You can use PythonScriptStep
class in Azure Machine Learning to execute a python script to get formatted data path based on trigger.
Example:
Python script file (script.py
):
import datetime
# Trigger time is same as current_time
current_time = datetime.datetime.now()
# Format the current time to match the dataset path format
dataset_path = "path_on_datastore/{}/{}/{}/some_data.tsv".format(current_time.year, current_time.month, current_time.day)

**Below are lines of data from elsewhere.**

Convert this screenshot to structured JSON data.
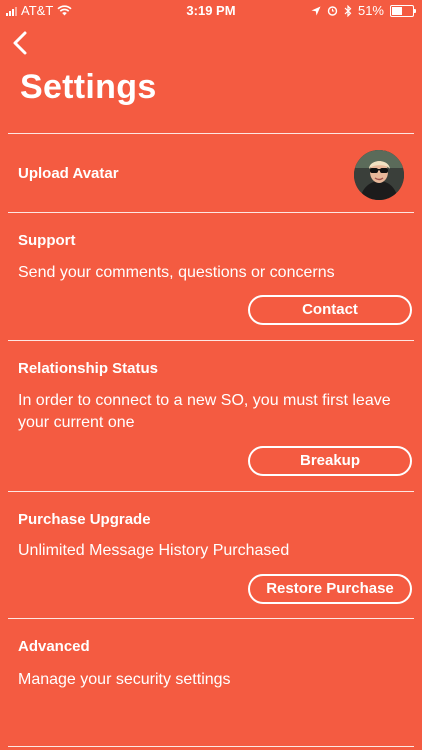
{
  "status_bar": {
    "carrier": "AT&T",
    "time": "3:19 PM",
    "battery_percent": "51%",
    "battery_level": 0.51
  },
  "header": {
    "title": "Settings"
  },
  "sections": {
    "avatar": {
      "label": "Upload Avatar"
    },
    "support": {
      "label": "Support",
      "text": "Send your comments, questions or concerns",
      "button": "Contact"
    },
    "relationship": {
      "label": "Relationship Status",
      "text": "In order to connect to a new SO, you must first leave your current one",
      "button": "Breakup"
    },
    "purchase": {
      "label": "Purchase Upgrade",
      "text": "Unlimited Message History Purchased",
      "button": "Restore Purchase"
    },
    "advanced": {
      "label": "Advanced",
      "text": "Manage your security settings"
    }
  },
  "colors": {
    "background": "#F45B41",
    "foreground": "#FFFFFF"
  },
  "icons": {
    "back": "chevron-left-icon",
    "signal": "signal-icon",
    "wifi": "wifi-icon",
    "location": "location-icon",
    "alarm": "alarm-icon",
    "bluetooth": "bluetooth-icon",
    "battery": "battery-icon"
  }
}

# Use the dataset path in your further processing or operations
print(dataset_path)
With the script you can create a pipeline:
from azureml.core import Workspace, Experiment, Dataset
from azureml.pipeline.core import Pipeline, PipelineData, ScheduleRecurrence
from azureml.pipeline.steps import PythonScriptStep
workspace = Workspace.from_config()
script_step = PythonScriptStep(
name="Get Dataset Path",
script_name="script.py",
compute_target="targetCompute",
inputs=[],
outputs=[],
source_directory="./",
allow_reuse=False
)
Then you can schedule the pipeline:
# Daily execution at 8:00 AM
daily_schedule = ScheduleRecurrence(frequency="Day", interval=1, hours=[8], minutes=[0])
pipeline = Pipeline(workspace=workspace, steps=[script_step])

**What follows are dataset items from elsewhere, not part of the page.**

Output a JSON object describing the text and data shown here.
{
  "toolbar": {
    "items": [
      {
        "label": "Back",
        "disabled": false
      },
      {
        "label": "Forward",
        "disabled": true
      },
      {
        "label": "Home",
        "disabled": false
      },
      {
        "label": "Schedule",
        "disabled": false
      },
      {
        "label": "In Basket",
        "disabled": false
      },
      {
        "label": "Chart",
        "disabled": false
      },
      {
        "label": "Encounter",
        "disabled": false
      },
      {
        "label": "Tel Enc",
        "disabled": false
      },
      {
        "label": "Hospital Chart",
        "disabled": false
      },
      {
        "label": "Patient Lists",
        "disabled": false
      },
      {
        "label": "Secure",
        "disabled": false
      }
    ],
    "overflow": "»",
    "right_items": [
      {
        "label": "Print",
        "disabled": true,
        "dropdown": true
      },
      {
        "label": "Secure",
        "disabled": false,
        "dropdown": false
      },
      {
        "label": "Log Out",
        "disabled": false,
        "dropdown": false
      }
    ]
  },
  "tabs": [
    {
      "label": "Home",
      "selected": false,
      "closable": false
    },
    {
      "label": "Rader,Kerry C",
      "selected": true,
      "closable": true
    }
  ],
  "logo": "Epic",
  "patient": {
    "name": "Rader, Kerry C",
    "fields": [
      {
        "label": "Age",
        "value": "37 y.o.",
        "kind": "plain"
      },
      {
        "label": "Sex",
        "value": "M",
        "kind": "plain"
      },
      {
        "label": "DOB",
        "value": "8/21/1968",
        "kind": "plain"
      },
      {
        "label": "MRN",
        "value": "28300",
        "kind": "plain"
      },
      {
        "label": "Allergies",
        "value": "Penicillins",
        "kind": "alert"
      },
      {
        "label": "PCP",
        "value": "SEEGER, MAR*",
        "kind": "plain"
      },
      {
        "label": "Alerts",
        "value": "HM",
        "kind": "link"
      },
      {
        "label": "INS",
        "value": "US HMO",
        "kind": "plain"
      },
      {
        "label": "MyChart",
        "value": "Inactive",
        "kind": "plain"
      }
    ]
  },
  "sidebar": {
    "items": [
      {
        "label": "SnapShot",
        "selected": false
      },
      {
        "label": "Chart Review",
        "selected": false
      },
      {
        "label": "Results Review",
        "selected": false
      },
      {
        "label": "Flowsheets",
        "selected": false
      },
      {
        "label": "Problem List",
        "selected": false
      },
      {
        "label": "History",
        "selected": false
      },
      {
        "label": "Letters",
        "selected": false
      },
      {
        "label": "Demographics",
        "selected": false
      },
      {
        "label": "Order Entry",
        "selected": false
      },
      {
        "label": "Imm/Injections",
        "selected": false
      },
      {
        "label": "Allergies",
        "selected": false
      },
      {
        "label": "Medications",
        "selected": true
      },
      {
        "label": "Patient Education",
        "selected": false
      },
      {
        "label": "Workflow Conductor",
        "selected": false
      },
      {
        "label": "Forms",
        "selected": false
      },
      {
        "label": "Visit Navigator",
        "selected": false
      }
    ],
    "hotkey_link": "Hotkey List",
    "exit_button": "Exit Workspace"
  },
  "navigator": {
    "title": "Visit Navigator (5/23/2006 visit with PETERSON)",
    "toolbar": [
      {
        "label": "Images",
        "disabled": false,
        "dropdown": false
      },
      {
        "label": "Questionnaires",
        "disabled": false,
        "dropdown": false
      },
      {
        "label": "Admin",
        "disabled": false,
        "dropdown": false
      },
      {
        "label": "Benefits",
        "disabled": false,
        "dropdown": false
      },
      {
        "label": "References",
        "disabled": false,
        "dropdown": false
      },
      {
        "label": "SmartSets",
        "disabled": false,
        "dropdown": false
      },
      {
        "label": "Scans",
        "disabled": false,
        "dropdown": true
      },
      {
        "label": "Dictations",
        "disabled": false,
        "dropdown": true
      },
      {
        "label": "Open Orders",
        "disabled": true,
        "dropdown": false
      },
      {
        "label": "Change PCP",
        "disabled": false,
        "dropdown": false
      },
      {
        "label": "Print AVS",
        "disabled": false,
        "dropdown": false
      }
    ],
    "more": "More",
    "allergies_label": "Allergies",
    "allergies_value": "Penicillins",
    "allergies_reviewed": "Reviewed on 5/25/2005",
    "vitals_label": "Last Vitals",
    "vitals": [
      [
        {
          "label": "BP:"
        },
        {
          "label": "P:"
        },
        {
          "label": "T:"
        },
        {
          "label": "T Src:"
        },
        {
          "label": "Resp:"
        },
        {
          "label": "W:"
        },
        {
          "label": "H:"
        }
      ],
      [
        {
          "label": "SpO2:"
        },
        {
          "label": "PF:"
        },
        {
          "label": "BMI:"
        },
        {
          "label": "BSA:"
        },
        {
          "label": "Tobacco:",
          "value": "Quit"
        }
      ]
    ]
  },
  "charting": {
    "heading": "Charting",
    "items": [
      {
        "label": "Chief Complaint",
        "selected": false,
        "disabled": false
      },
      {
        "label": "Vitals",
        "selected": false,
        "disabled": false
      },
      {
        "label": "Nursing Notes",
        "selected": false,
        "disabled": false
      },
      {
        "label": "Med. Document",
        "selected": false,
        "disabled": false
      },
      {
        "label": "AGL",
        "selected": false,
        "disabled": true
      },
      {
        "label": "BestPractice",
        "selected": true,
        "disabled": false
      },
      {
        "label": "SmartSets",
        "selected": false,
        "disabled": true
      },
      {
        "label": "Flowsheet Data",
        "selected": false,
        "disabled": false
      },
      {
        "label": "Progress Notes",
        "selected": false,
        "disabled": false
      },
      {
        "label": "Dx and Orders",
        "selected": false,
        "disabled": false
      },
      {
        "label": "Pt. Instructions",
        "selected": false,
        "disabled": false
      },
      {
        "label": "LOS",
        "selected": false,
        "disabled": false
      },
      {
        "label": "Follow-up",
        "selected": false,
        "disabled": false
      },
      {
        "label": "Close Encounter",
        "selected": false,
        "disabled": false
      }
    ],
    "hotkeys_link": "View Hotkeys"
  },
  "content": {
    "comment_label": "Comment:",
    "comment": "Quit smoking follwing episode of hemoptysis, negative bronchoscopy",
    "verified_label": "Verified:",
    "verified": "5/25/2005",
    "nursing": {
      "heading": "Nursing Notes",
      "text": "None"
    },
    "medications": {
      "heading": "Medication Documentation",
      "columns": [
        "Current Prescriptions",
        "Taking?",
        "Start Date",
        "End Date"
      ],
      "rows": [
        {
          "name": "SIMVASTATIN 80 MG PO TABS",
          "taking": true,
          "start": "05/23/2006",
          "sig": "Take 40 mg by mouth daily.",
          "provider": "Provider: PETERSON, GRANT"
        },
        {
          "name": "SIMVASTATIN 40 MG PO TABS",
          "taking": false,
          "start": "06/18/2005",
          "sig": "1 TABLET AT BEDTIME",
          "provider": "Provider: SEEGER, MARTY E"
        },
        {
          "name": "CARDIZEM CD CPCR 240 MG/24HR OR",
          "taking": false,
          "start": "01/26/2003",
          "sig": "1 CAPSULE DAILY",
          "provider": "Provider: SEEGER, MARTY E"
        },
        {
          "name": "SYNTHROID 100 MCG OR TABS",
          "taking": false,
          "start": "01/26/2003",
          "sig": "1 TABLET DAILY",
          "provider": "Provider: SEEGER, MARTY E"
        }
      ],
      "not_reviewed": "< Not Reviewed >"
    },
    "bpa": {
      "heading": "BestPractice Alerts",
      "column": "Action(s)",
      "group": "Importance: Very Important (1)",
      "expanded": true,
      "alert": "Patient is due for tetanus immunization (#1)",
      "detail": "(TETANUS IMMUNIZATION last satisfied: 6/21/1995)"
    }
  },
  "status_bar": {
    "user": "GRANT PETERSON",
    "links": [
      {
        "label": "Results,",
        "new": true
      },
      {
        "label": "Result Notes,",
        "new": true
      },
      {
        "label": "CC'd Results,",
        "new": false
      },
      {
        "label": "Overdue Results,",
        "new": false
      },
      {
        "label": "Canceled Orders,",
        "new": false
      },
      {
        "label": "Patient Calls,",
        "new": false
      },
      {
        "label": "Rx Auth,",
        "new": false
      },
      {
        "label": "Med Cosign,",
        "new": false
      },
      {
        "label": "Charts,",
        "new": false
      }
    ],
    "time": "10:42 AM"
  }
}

pipeline_schedule = pipeline.schedule( start_time="2023-06-01T08:00:00", description="Daily pipeline schedule", recurrence=daily_schedule )
# Pipeline Execution
experiment = Experiment(workspace, "dataset_scheduling_experiment")
pipeline_schedule.submit(pipeline_run=experiment.submit(pipeline))

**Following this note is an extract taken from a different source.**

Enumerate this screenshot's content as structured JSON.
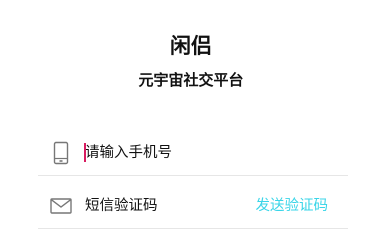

To disable or update the schedule:
# Specify the name of the pipeline schedule
schedule_name = 'your_schedule_name'
schedule = Schedule.get(workspace, schedule_name)
# Disable the schedule
schedule.disable()
# Update the schedule
schedule.update()
Above example explain how you can use PythonScriptStep` class and current time in datetime as trigger time.
For more information, please refer to this.
Note: Make sure to make changes in python script and datastore paths as necessary.